# How many atoms are present in 21.59 g of C_6H_12O_6?

Feb 10, 2016

We need to (i) work out the molar quantity of glucose; and (ii) convert this molar quantity into an actual number of the constituent elements.

#### Explanation:

$\text{Moles of glucose}$ $=$ $\frac{21.59 \cdot \cancel{g}}{180.15 \cdot \cancel{g} \cdot m o {l}^{-} 1}$ $=$ $0.120$ $m o l$.

Now in one MOLECULE of glucose there are $6$ $\times$ $C$, and $6$ $\times$ $O$, and $12$ $\times$ $H$ $=$ $24$ $\text{atoms}$ in total.

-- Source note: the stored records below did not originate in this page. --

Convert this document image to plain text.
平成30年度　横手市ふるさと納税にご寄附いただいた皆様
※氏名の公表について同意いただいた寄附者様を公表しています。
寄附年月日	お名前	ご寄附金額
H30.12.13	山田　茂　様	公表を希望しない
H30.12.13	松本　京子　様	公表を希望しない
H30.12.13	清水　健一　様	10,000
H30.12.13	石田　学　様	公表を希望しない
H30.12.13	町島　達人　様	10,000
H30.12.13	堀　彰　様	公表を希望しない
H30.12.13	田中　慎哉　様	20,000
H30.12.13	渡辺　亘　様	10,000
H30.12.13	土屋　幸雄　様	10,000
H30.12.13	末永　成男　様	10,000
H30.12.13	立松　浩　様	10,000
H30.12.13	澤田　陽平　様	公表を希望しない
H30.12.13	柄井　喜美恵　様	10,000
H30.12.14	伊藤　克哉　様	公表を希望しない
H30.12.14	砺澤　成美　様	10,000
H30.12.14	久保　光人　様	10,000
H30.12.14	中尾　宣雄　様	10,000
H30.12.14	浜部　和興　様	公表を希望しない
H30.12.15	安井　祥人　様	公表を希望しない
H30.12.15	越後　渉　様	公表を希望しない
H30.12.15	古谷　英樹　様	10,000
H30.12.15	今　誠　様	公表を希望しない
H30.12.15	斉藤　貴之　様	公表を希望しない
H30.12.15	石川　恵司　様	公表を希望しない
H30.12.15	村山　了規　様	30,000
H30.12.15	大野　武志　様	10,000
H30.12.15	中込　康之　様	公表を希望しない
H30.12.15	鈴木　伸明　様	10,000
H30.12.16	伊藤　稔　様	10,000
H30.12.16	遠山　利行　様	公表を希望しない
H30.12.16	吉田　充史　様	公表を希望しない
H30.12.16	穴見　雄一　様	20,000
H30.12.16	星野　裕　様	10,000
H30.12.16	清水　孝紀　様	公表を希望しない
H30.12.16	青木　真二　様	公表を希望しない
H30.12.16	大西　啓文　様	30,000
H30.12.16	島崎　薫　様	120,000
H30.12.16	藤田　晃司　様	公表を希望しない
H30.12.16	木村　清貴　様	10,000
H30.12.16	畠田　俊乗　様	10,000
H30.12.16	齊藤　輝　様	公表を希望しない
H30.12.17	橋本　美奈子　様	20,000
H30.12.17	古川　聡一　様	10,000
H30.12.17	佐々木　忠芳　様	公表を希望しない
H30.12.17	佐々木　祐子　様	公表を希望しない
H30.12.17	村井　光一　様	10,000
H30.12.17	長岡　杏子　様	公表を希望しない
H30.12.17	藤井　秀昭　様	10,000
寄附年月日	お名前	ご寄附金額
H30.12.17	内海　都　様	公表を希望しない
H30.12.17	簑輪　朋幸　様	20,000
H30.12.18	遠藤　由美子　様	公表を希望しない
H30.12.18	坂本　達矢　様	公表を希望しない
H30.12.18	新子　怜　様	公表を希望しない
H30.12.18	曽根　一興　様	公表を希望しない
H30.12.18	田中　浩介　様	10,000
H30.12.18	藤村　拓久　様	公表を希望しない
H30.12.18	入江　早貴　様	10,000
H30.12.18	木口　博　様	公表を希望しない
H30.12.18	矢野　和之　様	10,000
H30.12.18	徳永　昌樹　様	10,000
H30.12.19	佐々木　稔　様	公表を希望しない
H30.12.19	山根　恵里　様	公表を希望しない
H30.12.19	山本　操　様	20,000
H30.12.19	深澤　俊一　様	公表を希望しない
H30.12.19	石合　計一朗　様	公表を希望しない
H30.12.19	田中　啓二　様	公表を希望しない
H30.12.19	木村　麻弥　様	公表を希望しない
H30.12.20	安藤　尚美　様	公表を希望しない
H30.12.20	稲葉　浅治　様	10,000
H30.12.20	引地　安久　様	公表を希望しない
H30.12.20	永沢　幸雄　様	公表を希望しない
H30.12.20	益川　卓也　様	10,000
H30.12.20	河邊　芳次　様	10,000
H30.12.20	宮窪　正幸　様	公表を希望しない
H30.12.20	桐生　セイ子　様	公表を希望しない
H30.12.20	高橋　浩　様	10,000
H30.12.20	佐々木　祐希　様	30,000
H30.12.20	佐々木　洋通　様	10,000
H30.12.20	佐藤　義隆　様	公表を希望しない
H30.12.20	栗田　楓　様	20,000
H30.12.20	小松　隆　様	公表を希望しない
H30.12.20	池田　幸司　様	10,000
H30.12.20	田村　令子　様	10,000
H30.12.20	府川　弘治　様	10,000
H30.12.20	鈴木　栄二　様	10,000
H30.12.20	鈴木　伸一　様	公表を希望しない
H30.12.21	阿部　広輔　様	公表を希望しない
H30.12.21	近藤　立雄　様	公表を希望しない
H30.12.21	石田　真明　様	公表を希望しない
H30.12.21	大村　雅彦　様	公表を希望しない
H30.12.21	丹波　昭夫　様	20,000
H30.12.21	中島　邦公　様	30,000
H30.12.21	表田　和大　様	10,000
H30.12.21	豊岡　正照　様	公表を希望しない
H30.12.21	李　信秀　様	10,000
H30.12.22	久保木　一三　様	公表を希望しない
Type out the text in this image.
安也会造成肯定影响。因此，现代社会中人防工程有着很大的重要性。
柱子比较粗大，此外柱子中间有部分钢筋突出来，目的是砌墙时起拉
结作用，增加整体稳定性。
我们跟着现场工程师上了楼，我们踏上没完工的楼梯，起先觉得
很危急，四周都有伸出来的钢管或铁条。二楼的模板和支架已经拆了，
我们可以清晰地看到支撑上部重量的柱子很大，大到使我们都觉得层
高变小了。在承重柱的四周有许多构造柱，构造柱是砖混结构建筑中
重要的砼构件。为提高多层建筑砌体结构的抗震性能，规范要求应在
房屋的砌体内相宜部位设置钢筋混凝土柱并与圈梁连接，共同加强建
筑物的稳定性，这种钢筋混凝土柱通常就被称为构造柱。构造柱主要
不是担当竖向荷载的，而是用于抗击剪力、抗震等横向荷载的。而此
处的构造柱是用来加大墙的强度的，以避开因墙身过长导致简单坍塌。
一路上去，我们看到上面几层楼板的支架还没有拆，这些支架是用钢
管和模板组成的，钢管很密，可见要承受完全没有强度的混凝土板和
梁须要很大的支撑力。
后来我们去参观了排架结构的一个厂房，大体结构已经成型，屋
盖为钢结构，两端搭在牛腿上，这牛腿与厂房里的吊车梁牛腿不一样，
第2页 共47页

We have a $0.120$ $m o l$ quantity, i.e. $0.120$ $m o l$ $\times$ ${N}_{A}$, (where ${N}_{A}$ $=$ $\text{Avogadro's Number}$ $=$ $6.022$ $\times$ ${10}^{23}$ $m o {l}^{-} 1$), is the number of MOLECULES.

So $\text{number of atoms}$ $=$ $24 \times 0.120 \cdot m o l \times {10}^{23}$ $m o {l}^{-} 1$ $=$ ??